A cozy bowl of homemade Maryland Crab Soup being enjoyed on a porch with a view of the water.

A classic recipe for a hearty, Maryland-style crab soup. This vegetable-heavy soup features a savory tomato and beef broth base, distinctively seasoned with Old Bay. A mirepoix of onion, carrots, and celery is sautéed as a flavor base, and the soup is loaded with potatoes, cabbage, green beans, lima beans, and corn.
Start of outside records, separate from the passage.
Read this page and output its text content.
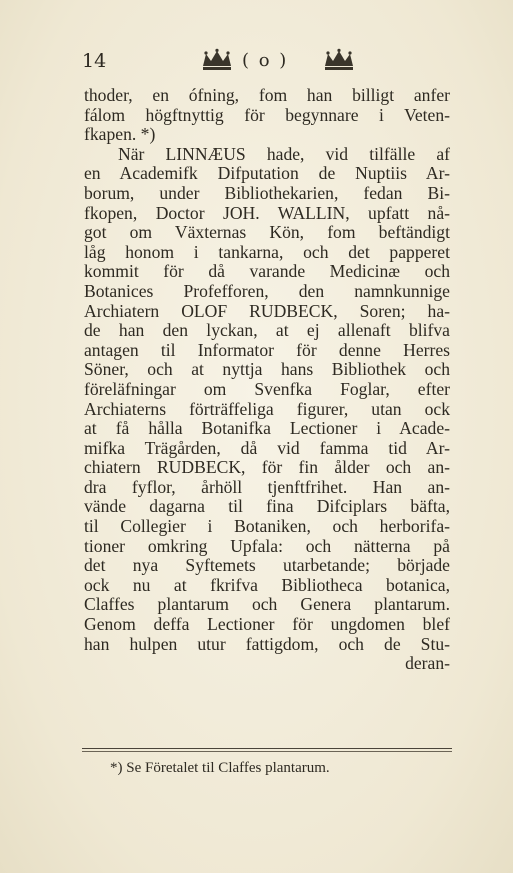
14	( o )
thoder, en ófning, fom han billigt anfer
fálom högftnyttig för begynnare i Veten-
fkapen. *)
När LINNÆUS hade, vid tilfälle af
en Academifk Difputation de Nuptiis Ar-
borum, under Bibliothekarien, fedan Bi-
fkopen, Doctor JOH. WALLIN, upfatt nå-
got om Växternas Kön, fom beftändigt
låg honom i tankarna, och det papperet
kommit för då varande Medicinæ och
Botanices Profefforen, den namnkunnige
Archiatern OLOF RUDBECK, Soren; ha-
de han den lyckan, at ej allenaft blifva
antagen til Informator för denne Herres
Söner, och at nyttja hans Bibliothek och
föreläfningar om Svenfka Foglar, efter
Archiaterns förträffeliga figurer, utan ock
at få hålla Botanifka Lectioner i Acade-
mifka Trägården, då vid famma tid Ar-
chiatern RUDBECK, för fin ålder och an-
dra fyflor, århöll tjenftfrihet. Han an-
vände dagarna til fina Difciplars bäfta,
til Collegier i Botaniken, och herborifa-
tioner omkring Upfala: och nätterna på
det nya Syftemets utarbetande; började
ock nu at fkrifva Bibliotheca botanica,
Claffes plantarum och Genera plantarum.
Genom deffa Lectioner för ungdomen blef
han hulpen utur fattigdom, och de Stu-
deran-
*) Se Företalet til Claffes plantarum.
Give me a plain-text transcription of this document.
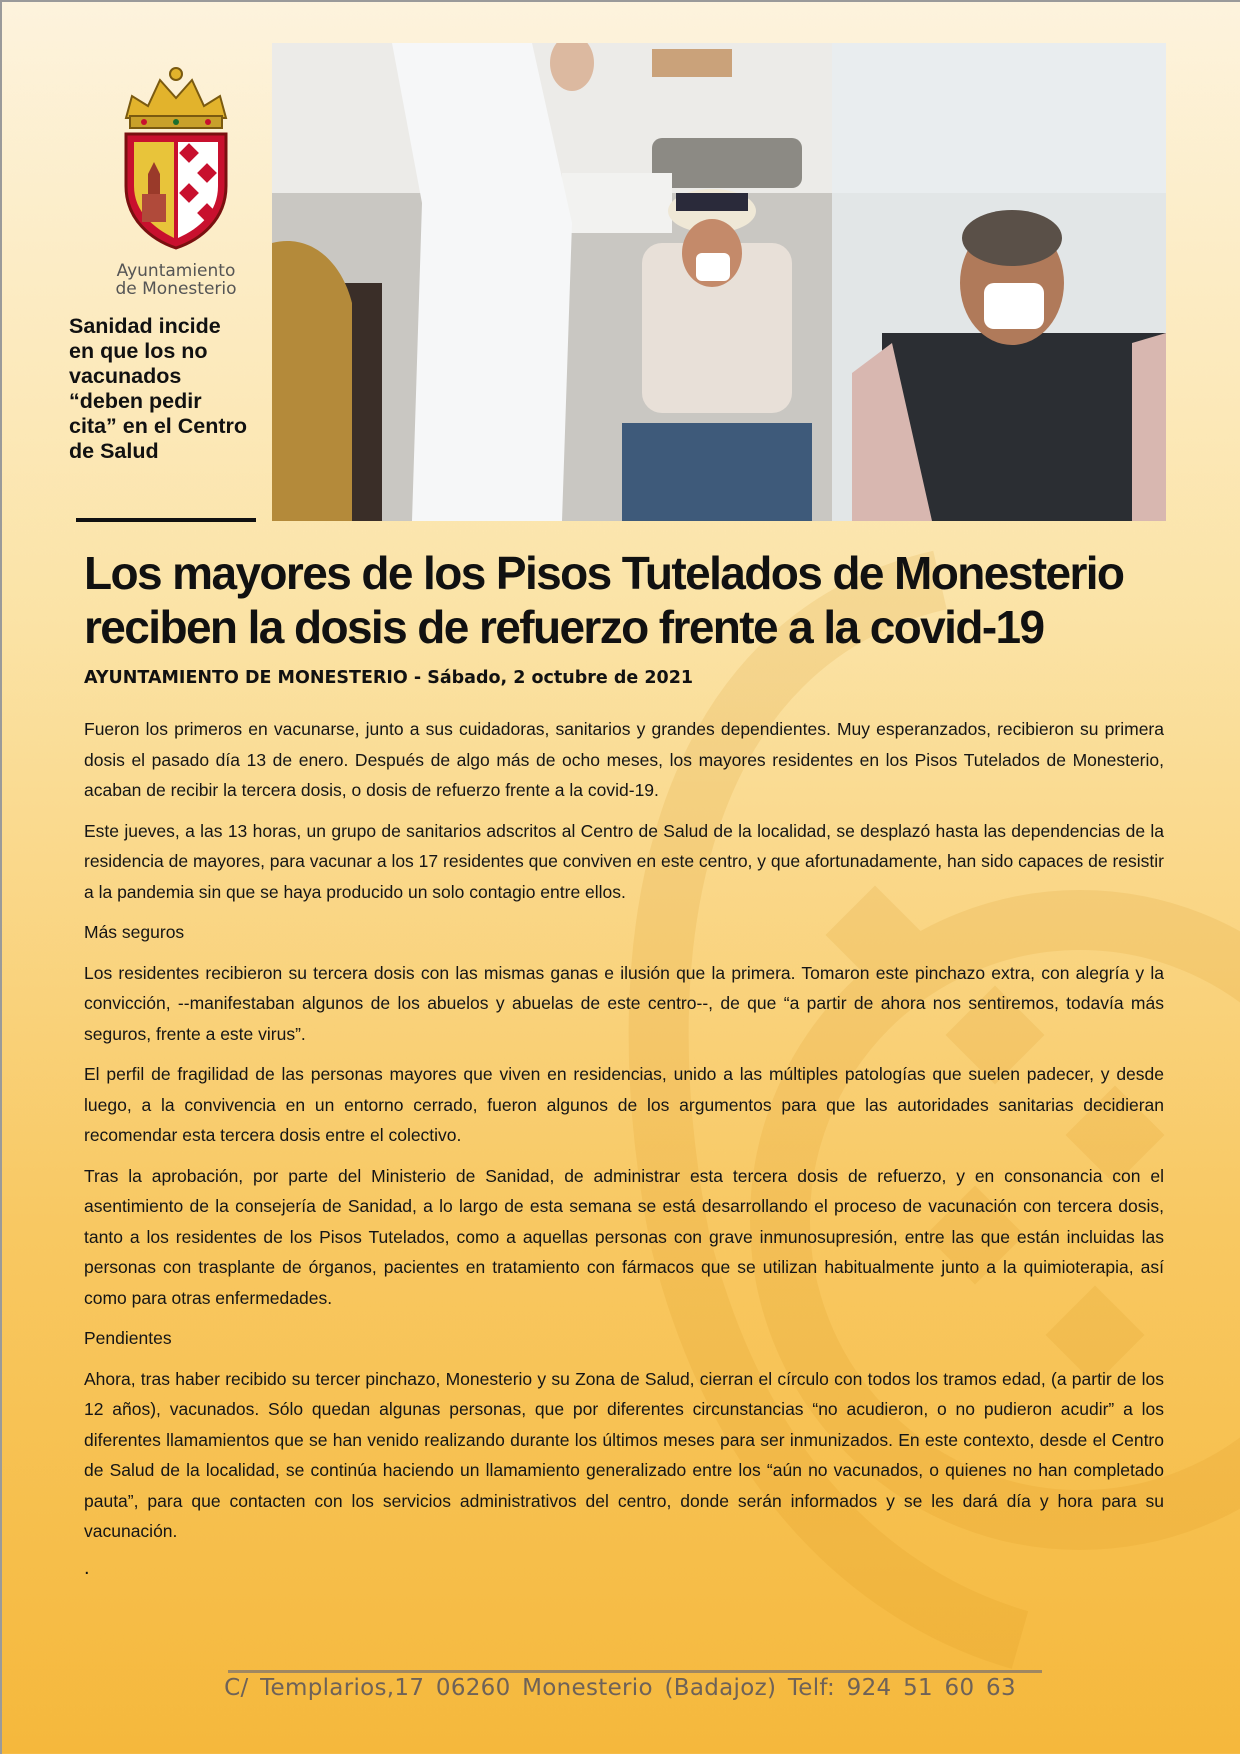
Ayuntamiento
de Monesterio
Sanidad incide en que los no vacunados “deben pedir cita” en el Centro de Salud
Los mayores de los Pisos Tutelados de Monesterio reciben la dosis de refuerzo frente a la covid-19

AYUNTAMIENTO DE MONESTERIO - Sábado, 2 octubre de 2021

Fueron los primeros en vacunarse, junto a sus cuidadoras, sanitarios y grandes dependientes. Muy esperanzados, recibieron su primera dosis el pasado día 13 de enero. Después de algo más de ocho meses, los mayores residentes en los Pisos Tutelados de Monesterio, acaban de recibir la tercera dosis, o dosis de refuerzo frente a la covid-19.

Este jueves, a las 13 horas, un grupo de sanitarios adscritos al Centro de Salud de la localidad, se desplazó hasta las dependencias de la residencia de mayores, para vacunar a los 17 residentes que conviven en este centro, y que afortunadamente, han sido capaces de resistir a la pandemia sin que se haya producido un solo contagio entre ellos.

Más seguros

Los residentes recibieron su tercera dosis con las mismas ganas e ilusión que la primera. Tomaron este pinchazo extra, con alegría y la convicción, --manifestaban algunos de los abuelos y abuelas de este centro--, de que “a partir de ahora nos sentiremos, todavía más seguros, frente a este virus”.

El perfil de fragilidad de las personas mayores que viven en residencias, unido a las múltiples patologías que suelen padecer, y desde luego, a la convivencia en un entorno cerrado, fueron algunos de los argumentos para que las autoridades sanitarias decidieran recomendar esta tercera dosis entre el colectivo.

Tras la aprobación, por parte del Ministerio de Sanidad, de administrar esta tercera dosis de refuerzo, y en consonancia con el asentimiento de la consejería de Sanidad, a lo largo de esta semana se está desarrollando el proceso de vacunación con tercera dosis, tanto a los residentes de los Pisos Tutelados, como a aquellas personas con grave inmunosupresión, entre las que están incluidas las personas con trasplante de órganos, pacientes en tratamiento con fármacos que se utilizan habitualmente junto a la quimioterapia, así como para otras enfermedades.

Pendientes

Ahora, tras haber recibido su tercer pinchazo, Monesterio y su Zona de Salud, cierran el círculo con todos los tramos edad, (a partir de los 12 años), vacunados. Sólo quedan algunas personas, que por diferentes circunstancias “no acudieron, o no pudieron acudir” a los diferentes llamamientos que se han venido realizando durante los últimos meses para ser inmunizados. En este contexto, desde el Centro de Salud de la localidad, se continúa haciendo un llamamiento generalizado entre los “aún no vacunados, o quienes no han completado pauta”, para que contacten con los servicios administrativos del centro, donde serán informados y se les dará día y hora para su vacunación.

.

C/ Templarios,17 06260 Monesterio (Badajoz) Telf: 924 51 60 63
Lump crab meat is added at the end of the cooking process to preserve its delicate texture and flavor.

Ingredients

  • 2 Tablespoons extra-virgin olive oil
  • 1/2 cup diced yellow onion
  • 1 cup diced carrots
  • 1/2 cup diced celery
  • 2 garlic cloves, minced
  • 1.5 Tablespoons Old Bay seasoning
  • 1 teaspoon ground mustard
  • 1 Tablespoon Worcestershire sauce
  • 1 (28-ounce) can crushed tomatoes
  • 4 cups low-sodium beef broth
  • 2.5 cups water
  • 2 cups chopped potato (Russet or Yukon Gold)
  • 1 cup chopped cabbage (optional)
  • 1 cup chopped green beans (frozen, canned, or fresh)
  • 1/2 cup lima beans (frozen, canned, or fresh)
  • 1/2 cup sweet corn (frozen, canned, or fresh)
  • 2 bay leaves
  • 1 pound crab meat
  • Optional for garnish: lemon pepper seasoning & fresh parsley

Instructions

  1. Heat the olive oil in a large stockpot or Dutch oven over medium heat. Add the onion, carrots, and celery. Cook for 6–7 minutes, stirring occasionally, until the vegetables soften.
  2. Add the minced garlic, Old Bay seasoning, and ground mustard. Stir and cook for 1 minute until fragrant.
  3. Add the Worcestershire sauce, crushed tomatoes, beef broth, water, potato, cabbage, green beans, lima beans, corn, and bay leaves.
  4. Bring the soup to a boil, then add the crab meat.
  5. Cover the pot, reduce the heat, and let the soup simmer for 30 minutes.
  6. Before serving, remove and discard the bay leaves.
  7. Serve the soup warm with a garnish of lemon pepper seasoning and fresh parsley, if desired.

Notes

  • This soup is packed with a wide variety of vegetables, making it a hearty and nutritious meal.
  • The recipe uses Old Bay seasoning, which is the signature flavor of traditional Maryland crab dishes.
  • Leftovers can be stored in a covered container in the refrigerator for up to a week. The soup will thicken as it cools.